A circle of latitude on the Earth is an abstract east–west circle connecting all locations (ignoring elevation) with a given latitude. A location's position along a circle of latitude is given by its longitude. Circles of latitude are often called parallels because they are parallel to each other – that is, any two circles are always the same distance apart. Unlike circles of longitude, which all are great circles with the centre of Earth in the middle, the circles of latitude get smaller as the distance from the Equator increases. Their length can be calculated by a common sine or cosine function. The 60th circle of latitude is half as long as the equator (disregarding Earth's minor flattening by 0.3%). A circle of latitude is perpendicular to all meridians.
The latitude of the circle is approximately the angle between the equator and the circle, with the angle's vertex at the Earth's centre. The equator is at 0°, and the North and South poles are at 90° north and 90° south respectively. The Equator is the longest circle of latitude and is the only circle of latitude which also is a great circle.
There are 89 integral (whole degree) circles of latitude between the equator and the Poles in each hemisphere, but these can be divided into more precise measurements of latitude, and are often represented as a decimal degree (e.g. 34.637°N) or with minutes and seconds (e.g. 22°14'26"S). There is no limit to how precisely latitude can be measured, and so there are an infinite number of circles of latitude on Earth.

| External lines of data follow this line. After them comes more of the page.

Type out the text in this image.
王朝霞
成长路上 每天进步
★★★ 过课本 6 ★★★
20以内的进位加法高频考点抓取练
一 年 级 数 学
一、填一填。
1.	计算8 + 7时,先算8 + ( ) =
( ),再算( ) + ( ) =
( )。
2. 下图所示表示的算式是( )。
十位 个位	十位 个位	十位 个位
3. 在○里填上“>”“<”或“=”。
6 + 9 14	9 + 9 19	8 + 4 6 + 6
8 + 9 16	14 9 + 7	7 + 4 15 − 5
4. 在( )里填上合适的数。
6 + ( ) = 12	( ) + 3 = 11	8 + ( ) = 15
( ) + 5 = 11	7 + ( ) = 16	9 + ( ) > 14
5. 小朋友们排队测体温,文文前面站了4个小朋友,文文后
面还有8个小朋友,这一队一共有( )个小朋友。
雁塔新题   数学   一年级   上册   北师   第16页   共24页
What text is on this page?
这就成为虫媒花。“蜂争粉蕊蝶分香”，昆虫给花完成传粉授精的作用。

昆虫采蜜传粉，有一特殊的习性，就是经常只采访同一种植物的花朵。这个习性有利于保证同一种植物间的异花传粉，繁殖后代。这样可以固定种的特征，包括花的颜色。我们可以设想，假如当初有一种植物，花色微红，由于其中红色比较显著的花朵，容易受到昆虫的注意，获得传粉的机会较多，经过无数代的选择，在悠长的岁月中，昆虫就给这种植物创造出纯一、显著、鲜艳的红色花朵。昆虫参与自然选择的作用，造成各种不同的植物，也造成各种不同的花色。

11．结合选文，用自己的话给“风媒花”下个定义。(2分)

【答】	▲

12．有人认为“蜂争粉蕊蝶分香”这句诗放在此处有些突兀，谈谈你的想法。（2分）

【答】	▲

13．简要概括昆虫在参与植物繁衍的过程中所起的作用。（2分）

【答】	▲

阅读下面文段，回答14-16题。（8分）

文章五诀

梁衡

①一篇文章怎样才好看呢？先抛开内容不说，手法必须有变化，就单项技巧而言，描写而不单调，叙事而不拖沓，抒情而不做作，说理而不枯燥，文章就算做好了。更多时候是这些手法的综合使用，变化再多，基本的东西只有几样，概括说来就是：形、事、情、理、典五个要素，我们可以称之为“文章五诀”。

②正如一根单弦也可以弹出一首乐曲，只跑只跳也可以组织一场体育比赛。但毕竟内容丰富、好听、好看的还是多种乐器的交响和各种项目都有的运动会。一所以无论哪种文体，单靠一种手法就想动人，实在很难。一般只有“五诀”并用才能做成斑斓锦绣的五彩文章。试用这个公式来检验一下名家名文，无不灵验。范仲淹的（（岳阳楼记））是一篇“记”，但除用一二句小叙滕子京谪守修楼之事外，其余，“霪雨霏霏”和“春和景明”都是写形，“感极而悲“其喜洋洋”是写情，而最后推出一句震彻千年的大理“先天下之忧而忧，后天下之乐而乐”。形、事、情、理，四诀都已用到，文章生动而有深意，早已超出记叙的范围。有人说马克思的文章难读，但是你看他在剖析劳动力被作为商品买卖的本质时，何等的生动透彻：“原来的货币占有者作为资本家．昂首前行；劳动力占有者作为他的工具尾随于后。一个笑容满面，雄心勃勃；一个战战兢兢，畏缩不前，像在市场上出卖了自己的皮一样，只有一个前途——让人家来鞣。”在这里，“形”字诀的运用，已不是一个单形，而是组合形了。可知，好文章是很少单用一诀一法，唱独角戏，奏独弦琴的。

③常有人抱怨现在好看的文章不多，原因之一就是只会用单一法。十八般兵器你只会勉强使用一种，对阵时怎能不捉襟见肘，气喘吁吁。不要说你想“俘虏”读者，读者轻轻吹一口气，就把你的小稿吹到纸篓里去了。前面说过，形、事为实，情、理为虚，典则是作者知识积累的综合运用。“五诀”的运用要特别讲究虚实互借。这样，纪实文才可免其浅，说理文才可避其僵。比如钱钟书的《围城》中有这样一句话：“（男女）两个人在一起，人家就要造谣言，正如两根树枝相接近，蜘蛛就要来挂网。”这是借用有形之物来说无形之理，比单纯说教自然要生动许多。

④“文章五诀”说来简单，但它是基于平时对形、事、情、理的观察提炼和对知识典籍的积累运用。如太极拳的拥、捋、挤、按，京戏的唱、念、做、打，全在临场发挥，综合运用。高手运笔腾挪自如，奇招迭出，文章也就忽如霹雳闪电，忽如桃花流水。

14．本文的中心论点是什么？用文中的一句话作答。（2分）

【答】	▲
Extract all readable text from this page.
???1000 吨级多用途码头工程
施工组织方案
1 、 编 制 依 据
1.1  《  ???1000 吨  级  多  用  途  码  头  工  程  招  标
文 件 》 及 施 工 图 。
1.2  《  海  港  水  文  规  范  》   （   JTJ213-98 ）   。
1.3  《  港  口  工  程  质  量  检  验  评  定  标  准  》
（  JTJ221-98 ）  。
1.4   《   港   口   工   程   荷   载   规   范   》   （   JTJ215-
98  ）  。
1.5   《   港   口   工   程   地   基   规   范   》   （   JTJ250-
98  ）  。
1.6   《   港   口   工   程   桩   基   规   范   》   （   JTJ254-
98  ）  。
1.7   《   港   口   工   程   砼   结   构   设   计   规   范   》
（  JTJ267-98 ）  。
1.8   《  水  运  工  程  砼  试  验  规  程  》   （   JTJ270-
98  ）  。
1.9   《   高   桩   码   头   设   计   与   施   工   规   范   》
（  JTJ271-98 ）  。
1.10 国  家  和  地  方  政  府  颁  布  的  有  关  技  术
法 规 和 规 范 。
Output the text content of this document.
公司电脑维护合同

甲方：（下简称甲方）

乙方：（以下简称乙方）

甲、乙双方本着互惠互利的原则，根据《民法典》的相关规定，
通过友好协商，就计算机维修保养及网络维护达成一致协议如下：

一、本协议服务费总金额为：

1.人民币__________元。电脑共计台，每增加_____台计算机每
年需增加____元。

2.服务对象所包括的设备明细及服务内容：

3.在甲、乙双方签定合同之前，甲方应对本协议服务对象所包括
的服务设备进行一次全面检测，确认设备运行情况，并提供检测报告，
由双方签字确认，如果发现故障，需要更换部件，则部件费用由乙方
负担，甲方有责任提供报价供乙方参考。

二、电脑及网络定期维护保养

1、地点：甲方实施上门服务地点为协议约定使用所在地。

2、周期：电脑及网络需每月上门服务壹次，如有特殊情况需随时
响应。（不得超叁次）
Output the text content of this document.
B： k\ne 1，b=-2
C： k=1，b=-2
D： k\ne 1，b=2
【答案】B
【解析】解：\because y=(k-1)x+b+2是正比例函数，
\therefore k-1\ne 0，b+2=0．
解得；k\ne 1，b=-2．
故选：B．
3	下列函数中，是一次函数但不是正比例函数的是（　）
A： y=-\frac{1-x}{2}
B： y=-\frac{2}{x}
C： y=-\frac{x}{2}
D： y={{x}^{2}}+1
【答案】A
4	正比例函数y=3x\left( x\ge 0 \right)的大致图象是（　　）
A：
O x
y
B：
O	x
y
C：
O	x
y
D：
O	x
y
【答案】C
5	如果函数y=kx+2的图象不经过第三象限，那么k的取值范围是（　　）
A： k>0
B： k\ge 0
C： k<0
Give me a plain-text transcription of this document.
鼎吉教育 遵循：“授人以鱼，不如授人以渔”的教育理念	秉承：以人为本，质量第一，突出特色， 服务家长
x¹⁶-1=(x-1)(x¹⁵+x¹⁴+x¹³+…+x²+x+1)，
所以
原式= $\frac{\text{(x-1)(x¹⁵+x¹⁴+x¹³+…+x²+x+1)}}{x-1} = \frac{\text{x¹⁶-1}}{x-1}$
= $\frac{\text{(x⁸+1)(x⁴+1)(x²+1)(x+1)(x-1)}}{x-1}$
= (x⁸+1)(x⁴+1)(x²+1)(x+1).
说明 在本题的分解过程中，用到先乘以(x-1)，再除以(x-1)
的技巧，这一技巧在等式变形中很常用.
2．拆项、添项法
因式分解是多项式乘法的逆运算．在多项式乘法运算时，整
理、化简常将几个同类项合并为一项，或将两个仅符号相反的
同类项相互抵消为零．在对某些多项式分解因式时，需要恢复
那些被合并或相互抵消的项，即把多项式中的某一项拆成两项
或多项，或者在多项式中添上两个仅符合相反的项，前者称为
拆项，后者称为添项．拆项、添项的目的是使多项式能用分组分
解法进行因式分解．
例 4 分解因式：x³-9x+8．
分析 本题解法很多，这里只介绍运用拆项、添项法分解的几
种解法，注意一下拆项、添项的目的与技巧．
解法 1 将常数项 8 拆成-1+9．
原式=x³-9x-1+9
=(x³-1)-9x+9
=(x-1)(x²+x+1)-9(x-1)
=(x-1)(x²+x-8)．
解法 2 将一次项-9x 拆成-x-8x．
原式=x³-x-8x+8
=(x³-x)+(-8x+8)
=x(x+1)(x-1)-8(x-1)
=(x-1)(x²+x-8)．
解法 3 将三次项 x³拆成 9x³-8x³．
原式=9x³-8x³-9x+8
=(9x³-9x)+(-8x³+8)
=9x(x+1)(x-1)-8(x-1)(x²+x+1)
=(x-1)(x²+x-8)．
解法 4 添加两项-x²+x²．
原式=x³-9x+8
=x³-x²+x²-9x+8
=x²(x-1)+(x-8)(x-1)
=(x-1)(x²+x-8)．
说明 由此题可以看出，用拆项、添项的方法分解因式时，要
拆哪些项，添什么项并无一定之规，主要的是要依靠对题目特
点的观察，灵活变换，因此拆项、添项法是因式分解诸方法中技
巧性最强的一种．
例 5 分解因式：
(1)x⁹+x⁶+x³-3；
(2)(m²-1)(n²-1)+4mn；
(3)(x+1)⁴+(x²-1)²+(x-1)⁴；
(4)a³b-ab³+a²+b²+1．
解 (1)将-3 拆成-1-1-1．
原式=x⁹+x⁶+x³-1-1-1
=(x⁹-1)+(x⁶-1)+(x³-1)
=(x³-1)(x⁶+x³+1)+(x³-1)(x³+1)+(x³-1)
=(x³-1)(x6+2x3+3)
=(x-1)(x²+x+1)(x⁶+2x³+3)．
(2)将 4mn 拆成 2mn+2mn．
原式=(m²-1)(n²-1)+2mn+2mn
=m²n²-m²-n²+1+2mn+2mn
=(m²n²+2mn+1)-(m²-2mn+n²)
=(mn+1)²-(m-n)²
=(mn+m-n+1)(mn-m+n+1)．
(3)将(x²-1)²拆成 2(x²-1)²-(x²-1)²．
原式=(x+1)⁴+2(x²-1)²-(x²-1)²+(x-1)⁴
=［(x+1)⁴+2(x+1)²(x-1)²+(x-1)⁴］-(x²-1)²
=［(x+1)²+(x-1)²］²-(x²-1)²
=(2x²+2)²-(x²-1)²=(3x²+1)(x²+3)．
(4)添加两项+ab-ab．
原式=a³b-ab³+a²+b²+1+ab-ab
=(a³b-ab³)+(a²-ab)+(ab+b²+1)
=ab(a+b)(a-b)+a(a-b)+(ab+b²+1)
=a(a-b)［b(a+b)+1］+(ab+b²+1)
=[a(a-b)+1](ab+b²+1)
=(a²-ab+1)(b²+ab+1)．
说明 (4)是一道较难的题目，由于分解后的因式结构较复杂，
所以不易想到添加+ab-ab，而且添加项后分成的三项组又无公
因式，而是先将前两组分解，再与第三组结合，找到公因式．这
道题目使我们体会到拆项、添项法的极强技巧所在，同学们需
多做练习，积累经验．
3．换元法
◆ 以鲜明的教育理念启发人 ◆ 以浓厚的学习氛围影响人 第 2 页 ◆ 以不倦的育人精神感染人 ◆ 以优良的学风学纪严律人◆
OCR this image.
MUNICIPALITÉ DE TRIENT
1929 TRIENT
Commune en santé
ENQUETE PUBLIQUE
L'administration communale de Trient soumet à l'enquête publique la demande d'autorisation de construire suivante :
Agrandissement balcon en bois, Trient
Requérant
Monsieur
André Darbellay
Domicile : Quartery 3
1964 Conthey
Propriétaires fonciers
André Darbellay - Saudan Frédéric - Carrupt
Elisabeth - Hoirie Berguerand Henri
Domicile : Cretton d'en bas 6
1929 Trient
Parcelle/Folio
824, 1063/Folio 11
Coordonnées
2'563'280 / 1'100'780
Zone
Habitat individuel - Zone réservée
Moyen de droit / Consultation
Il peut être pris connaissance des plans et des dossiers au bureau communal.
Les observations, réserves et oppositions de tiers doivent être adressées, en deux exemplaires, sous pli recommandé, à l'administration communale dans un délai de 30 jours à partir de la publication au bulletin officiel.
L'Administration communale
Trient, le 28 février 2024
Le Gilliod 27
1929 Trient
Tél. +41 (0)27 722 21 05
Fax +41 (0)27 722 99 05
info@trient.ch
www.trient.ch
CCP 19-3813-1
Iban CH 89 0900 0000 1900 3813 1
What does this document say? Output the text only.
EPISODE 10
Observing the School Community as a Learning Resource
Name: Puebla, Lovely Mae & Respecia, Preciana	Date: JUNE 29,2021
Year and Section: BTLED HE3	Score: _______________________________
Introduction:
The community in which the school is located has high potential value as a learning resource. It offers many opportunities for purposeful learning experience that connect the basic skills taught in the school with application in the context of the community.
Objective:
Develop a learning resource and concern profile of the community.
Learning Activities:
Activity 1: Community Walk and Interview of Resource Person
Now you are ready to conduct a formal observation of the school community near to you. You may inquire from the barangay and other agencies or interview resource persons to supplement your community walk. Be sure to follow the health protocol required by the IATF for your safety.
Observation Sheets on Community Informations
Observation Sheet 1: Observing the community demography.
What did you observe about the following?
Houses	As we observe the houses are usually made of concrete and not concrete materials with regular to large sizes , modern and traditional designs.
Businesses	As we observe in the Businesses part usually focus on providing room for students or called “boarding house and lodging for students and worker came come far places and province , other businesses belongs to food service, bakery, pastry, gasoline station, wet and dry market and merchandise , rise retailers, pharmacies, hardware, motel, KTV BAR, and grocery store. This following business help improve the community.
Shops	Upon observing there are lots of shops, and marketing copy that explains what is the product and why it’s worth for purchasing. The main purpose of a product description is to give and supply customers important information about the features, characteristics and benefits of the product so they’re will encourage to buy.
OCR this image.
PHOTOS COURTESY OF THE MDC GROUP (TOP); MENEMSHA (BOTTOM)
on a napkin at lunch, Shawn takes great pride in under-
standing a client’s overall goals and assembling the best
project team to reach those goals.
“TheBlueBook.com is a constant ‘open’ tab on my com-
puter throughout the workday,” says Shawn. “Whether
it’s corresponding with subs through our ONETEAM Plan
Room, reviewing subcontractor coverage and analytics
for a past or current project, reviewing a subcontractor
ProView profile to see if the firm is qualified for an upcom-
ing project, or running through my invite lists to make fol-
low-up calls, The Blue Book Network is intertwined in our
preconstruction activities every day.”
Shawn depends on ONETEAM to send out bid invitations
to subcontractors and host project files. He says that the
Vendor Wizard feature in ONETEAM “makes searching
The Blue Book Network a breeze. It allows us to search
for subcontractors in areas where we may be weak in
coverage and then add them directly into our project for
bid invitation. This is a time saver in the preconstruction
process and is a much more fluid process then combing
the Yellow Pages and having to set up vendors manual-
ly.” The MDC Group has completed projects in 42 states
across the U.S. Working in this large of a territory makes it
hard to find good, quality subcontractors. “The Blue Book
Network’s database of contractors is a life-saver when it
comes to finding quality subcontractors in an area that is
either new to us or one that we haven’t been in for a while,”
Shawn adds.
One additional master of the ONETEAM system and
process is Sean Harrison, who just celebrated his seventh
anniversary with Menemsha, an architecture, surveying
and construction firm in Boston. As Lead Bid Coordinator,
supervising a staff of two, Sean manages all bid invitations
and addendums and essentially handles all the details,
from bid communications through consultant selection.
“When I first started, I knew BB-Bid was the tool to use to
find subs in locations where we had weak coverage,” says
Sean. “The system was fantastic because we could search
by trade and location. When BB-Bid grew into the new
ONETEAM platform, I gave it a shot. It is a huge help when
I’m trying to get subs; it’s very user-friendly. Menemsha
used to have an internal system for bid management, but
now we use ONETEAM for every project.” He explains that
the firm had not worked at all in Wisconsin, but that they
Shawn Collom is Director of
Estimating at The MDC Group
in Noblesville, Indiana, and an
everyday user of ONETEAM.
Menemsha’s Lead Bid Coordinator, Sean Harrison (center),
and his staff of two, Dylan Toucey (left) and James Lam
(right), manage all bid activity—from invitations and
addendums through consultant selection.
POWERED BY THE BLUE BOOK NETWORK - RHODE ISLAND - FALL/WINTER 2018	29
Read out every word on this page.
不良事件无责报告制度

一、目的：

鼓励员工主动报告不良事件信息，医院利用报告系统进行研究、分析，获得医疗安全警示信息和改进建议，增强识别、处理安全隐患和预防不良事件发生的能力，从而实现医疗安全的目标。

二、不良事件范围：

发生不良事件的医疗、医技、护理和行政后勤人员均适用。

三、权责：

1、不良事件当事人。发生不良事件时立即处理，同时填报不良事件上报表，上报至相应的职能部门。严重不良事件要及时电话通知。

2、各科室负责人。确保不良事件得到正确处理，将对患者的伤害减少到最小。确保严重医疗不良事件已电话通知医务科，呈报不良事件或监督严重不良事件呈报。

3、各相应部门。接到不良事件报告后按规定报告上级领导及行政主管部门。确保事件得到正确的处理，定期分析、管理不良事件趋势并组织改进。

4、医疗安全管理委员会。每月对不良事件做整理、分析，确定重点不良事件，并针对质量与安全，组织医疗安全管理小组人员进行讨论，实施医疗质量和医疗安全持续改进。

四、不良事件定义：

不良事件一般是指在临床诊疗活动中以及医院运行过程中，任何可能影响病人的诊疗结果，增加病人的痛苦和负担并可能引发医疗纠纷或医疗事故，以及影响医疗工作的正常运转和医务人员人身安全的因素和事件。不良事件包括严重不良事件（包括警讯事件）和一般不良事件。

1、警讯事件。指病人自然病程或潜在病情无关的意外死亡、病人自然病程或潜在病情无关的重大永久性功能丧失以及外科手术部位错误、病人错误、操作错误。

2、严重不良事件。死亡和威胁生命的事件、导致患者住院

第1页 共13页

On a map, the circles of latitude may or may not be parallel, and their spacing may vary, depending on which projection is used to map the surface of the Earth onto a plane. On an equirectangular projection, centered on the equator, the circles of latitude are horizontal, parallel, and equally spaced. On other cylindrical and pseudocylindrical projections, the circles of latitude are horizontal and parallel, but may be spaced unevenly to give the map useful characteristics. For instance, on a Mercator projection the circles of latitude are more widely spaced near the poles to preserve local scales and shapes, while on a Gall–Peters projection the circles of latitude are spaced more closely near the poles so that comparisons of area will be accurate. On most non-cylindrical and non-pseudocylindrical projections, the circles of latitude are neither straight nor parallel.